Suppose $p_1,...,p_N$ are the $N$ pages/nodes in the graph (of the World Wide Web). Suppose also that $R(p_i)$ is the PageRank of node $p_i$.
PageRank is defined (and computed) iteratively, with an initial distribution of rankings usually given by: $$R_0(p_i) = \frac{1}{N},i=1,2,...,N.$$ Then at time $t+1$, the ranking are given in terms of the rankings at time $t$: $$R_{t+1}(p_i) = d \sum_{p_j \in S(p_i)} \frac{R_t (p_j)}{L(p_j)} + \frac{1-d}{N},$$ where
- $S(p_i)$ is the set of nodes that (inbound) link to $p_i$,
- $L(p_j)$ is the number of (outbound) links from node $p_j$.
Let $$R_t=(R_t(p_1),...,R_t(p_N))$$ be the vector of ranks at time $t$. Then, in matrix notation: $$R_{t+1} = d MR_t + (1-d)R_0, $$ where the matrix $M$ is defined as $$M_{ij} = \begin{cases} 1 /L(p_j) & \mbox{if }p_j \in S(p_i),\ \\ 0 & \mbox{if }p_j \notin S(p_i). \end{cases}$$ In other words, $$M = (K^{-1} A)^T,$$ where $A$ is the adjacency matrix of the graph and $K$ is the diagonal matrix with the outdegrees $L(p_j)$ in the diagonal.
Now, the iteration is supposed to converge to a "steady state" $R$. In that case, iterations shouldn't change the value: $R_{t+1} =R_{t}.$ Hence the PageRank is a solution to this matrix equation: $$R = d MR + (1-d)R_0.$$
Now, the questions we'd like to ask:
- Why does a solution exist?
- Why is this solution unique?
Clearly, for what PageRank is used, you need both.
We can re-write: $$(I-dM)R = (1-d)R_0,$$ where $I$ is the $n × n$ identity matrix. Then the solution to this equation is easy to find: $$R = d(1-d) \left( \frac{1}{d}I-M \right) ^{-1}R_0,$$ provided, of course, the inverse matrix exists.
From linear algebra we know that it does exists -- if and only if $\mu = \frac{1}{d}$ is not an eigenvalue of $M$. In that case, the solution $R$ is also unique.
Let's consider the eigenvalues of $M$.
Since $\mu = \frac{1}{d}>1$, it's is not an eigenvalue of $M$ -- if we know that all of them are less than or equal $1$. How do we know?
Perron–Frobenius theorem.

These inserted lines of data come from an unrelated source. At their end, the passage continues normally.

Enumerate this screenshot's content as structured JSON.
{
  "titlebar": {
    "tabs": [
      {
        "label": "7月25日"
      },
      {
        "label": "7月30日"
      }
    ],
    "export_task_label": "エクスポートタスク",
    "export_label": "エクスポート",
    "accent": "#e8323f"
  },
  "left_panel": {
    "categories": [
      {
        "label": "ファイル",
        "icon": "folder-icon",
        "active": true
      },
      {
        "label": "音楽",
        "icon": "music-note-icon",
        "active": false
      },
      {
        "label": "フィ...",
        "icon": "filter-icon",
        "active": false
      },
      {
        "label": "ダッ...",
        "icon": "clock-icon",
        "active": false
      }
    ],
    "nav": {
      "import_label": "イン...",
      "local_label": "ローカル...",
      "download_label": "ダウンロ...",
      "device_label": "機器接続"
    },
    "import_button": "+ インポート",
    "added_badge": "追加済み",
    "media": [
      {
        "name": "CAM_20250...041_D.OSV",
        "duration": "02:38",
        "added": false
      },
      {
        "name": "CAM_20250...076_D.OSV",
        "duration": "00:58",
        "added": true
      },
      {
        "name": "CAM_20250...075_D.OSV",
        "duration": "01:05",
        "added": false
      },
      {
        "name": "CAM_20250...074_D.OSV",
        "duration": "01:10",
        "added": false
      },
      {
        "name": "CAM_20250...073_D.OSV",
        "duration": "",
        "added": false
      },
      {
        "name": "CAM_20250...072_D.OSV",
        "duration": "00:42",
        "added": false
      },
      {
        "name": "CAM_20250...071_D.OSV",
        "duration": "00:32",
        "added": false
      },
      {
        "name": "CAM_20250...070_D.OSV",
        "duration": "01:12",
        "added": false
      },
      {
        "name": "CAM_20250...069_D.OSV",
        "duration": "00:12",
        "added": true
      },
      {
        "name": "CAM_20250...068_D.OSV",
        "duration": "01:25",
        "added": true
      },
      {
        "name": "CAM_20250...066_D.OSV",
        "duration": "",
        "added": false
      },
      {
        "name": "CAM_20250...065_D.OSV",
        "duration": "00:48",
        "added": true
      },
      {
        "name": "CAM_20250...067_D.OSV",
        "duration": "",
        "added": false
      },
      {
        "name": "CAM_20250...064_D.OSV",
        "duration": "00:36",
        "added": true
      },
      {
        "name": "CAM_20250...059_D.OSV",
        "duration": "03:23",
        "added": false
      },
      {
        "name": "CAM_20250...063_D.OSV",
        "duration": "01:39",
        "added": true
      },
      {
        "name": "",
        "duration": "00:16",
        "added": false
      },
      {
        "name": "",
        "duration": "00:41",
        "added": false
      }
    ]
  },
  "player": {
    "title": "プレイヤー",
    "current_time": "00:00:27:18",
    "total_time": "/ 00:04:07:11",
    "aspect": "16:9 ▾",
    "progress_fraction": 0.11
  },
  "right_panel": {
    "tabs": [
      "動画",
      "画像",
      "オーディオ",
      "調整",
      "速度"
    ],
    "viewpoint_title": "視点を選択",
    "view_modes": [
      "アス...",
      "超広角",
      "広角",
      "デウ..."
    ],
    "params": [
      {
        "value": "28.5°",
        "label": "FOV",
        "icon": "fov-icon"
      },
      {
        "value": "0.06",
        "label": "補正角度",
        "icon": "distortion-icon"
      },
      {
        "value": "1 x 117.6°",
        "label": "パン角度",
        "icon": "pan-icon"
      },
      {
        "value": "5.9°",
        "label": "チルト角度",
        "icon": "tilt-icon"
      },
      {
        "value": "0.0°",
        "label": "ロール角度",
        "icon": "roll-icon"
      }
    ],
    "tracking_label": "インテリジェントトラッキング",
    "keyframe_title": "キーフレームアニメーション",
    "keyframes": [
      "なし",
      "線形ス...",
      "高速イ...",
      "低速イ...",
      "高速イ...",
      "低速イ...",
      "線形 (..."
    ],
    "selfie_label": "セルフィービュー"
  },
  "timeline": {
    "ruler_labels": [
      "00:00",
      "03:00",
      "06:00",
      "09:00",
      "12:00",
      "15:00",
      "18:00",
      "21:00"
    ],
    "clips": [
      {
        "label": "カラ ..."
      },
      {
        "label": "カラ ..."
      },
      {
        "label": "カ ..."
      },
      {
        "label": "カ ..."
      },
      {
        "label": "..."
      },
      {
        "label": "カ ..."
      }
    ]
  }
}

Suppose $A = (a_{ij})$ is an $n × n$ irreducible non-negative matrix: $a_{ij} \geq 0$ for $1 ≤ i, j ≤ n$. Then it has a positive real eigenvalue $r>0$ such that
- the eigenspace of $r$ is 1-dimensional.
- there exists an eigenvector $v = (v_1,…,v_n)$ of $r$ such that all its components are positive: $v_i > 0$ for $ 1 ≤ i ≤ n$.

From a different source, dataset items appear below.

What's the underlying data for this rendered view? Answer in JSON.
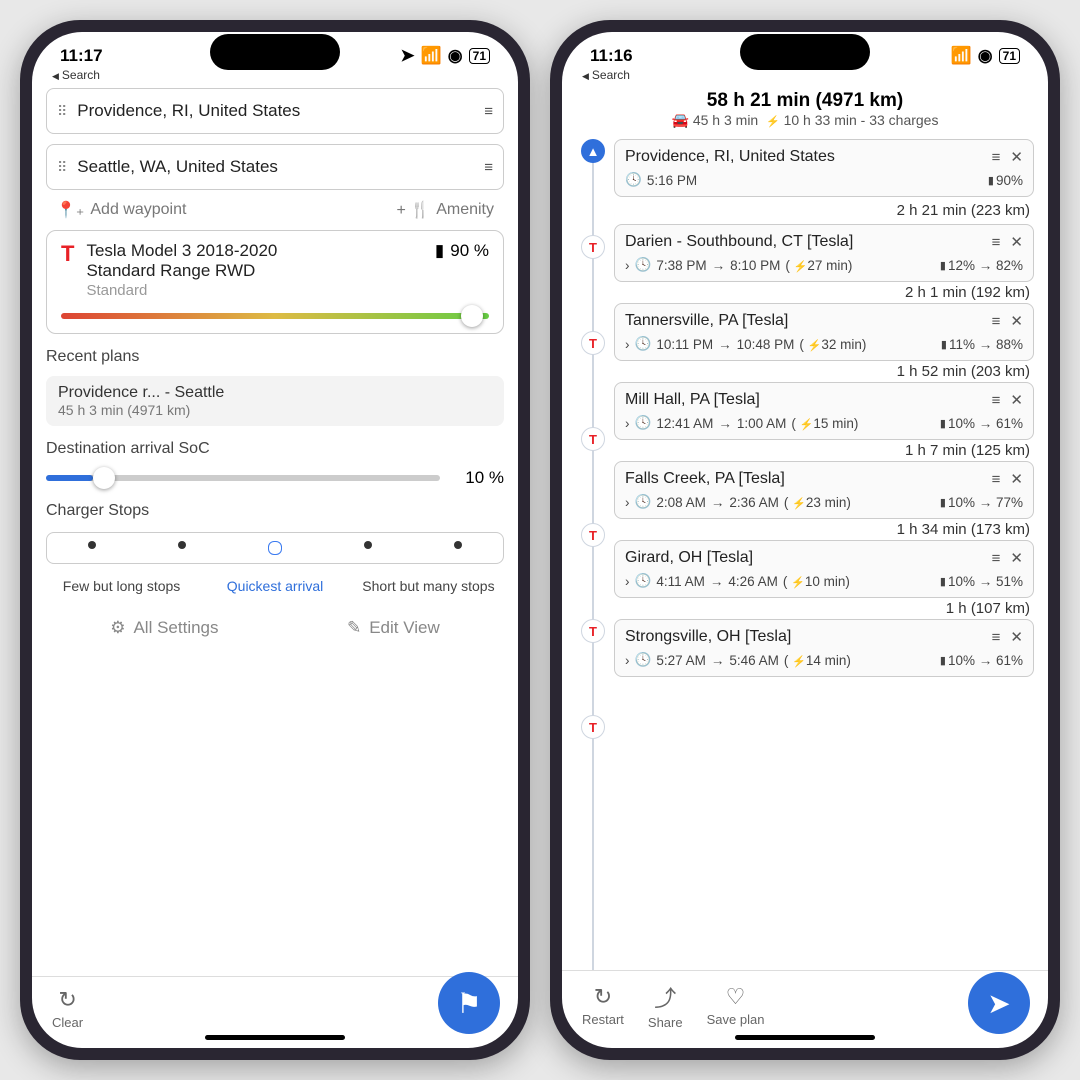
{
  "left": {
    "status": {
      "time": "11:17",
      "back": "Search",
      "battery": "71"
    },
    "origin": "Providence, RI, United States",
    "destination": "Seattle, WA, United States",
    "add_waypoint": "Add waypoint",
    "amenity": "Amenity",
    "vehicle": {
      "name_l1": "Tesla Model 3 2018-2020",
      "name_l2": "Standard Range RWD",
      "sub": "Standard",
      "pct": "90 %"
    },
    "recent_label": "Recent plans",
    "recent": {
      "title": "Providence r... - Seattle",
      "sub": "45 h 3 min (4971 km)"
    },
    "soc_label": "Destination arrival SoC",
    "soc_value": "10 %",
    "stops_label": "Charger Stops",
    "stops_left": "Few but long stops",
    "stops_mid": "Quickest arrival",
    "stops_right": "Short but many stops",
    "all_settings": "All Settings",
    "edit_view": "Edit View",
    "clear": "Clear"
  },
  "right": {
    "status": {
      "time": "11:16",
      "back": "Search",
      "battery": "71"
    },
    "summary_main": "58 h 21 min (4971 km)",
    "summary_drive": "45 h 3 min",
    "summary_charge": "10 h 33 min - 33 charges",
    "start": {
      "name": "Providence, RI, United States",
      "time": "5:16 PM",
      "pct": "90%",
      "leg": "2 h 21 min (223 km)"
    },
    "stops": [
      {
        "name": "Darien - Southbound, CT [Tesla]",
        "arr": "7:38 PM",
        "dep": "8:10 PM",
        "chg": "27 min",
        "in": "12%",
        "out": "82%",
        "leg": "2 h 1 min (192 km)"
      },
      {
        "name": "Tannersville, PA [Tesla]",
        "arr": "10:11 PM",
        "dep": "10:48 PM",
        "chg": "32 min",
        "in": "11%",
        "out": "88%",
        "leg": "1 h 52 min (203 km)"
      },
      {
        "name": "Mill Hall, PA [Tesla]",
        "arr": "12:41 AM",
        "dep": "1:00 AM",
        "chg": "15 min",
        "in": "10%",
        "out": "61%",
        "leg": "1 h 7 min (125 km)"
      },
      {
        "name": "Falls Creek, PA [Tesla]",
        "arr": "2:08 AM",
        "dep": "2:36 AM",
        "chg": "23 min",
        "in": "10%",
        "out": "77%",
        "leg": "1 h 34 min (173 km)"
      },
      {
        "name": "Girard, OH [Tesla]",
        "arr": "4:11 AM",
        "dep": "4:26 AM",
        "chg": "10 min",
        "in": "10%",
        "out": "51%",
        "leg": "1 h (107 km)"
      },
      {
        "name": "Strongsville, OH [Tesla]",
        "arr": "5:27 AM",
        "dep": "5:46 AM",
        "chg": "14 min",
        "in": "10%",
        "out": "61%",
        "leg": ""
      }
    ],
    "restart": "Restart",
    "share": "Share",
    "save": "Save plan"
  }
}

- all eigenvalue $λ$ satisfies $|λ| \leq r$.
Let's check if the conditions of the theorem apply to $M$ defined above.
Matrix $M$ is non-negative.
A square matrix $M$ is called irreducible iff, in particular, its associated directed graph $G_M$ (there is an edge from node $p_i$ to node $p_j$ iff $M_{ij} > 0$) is strongly connected (there is a path from each node to every other node). This isn't true because the web always has pages with no inbound links and possibly some with no outbound links...
In this case, we have no reason to believe that any particular PageRank distribution exists for the given state of the web.
A common way of trying to deal with this problem is to add "missing" links. That's bad math.
Let's ignore this and try to continue anyway. Remember we also need $r=1$ in order to insure that $\mu = \frac{1}{d}$ is not an eigenvalue of $M$.
A column stochastic matrix is a square matrix each of whose columns consists of non-negative real numbers whose sum is equal to 1. Matrix $M$ is column stochastic. Indeed, from its definition above the sum of all elements in column $j$ of $M$ is $$\sum\limits_{i:p_j \in S(p_i)} \frac{1}{L(p_j)} = \frac{1}{L(p_j)} \sum\limits_{i:p_j \in S(p_i)} 1 = \frac{1}{L(p_j)} L(p_j) =1.$$
The point is, the Perron–Frobenius theorem ensures that every stochastic (still irreducible) matrix has an eigenvalue equal to 1 and it's the largest absolute value of any eigenvalue.
Even if $R$ exists, questions remain:
- Why does this solution $R$ have only non-negative entries?
- Item 2 above doesn't apply since $R$ isn't an eigenvector.
- Why does the iteration $R_t$ converge to the "steady state" $R$?
- It might diverge away from $R$ or it may be cyclical. "Observing" convergence doesn't prove anything (case in point: harmonic series).
In light of PageRank's dependence on the damping factor and other problems this result isn't surprising.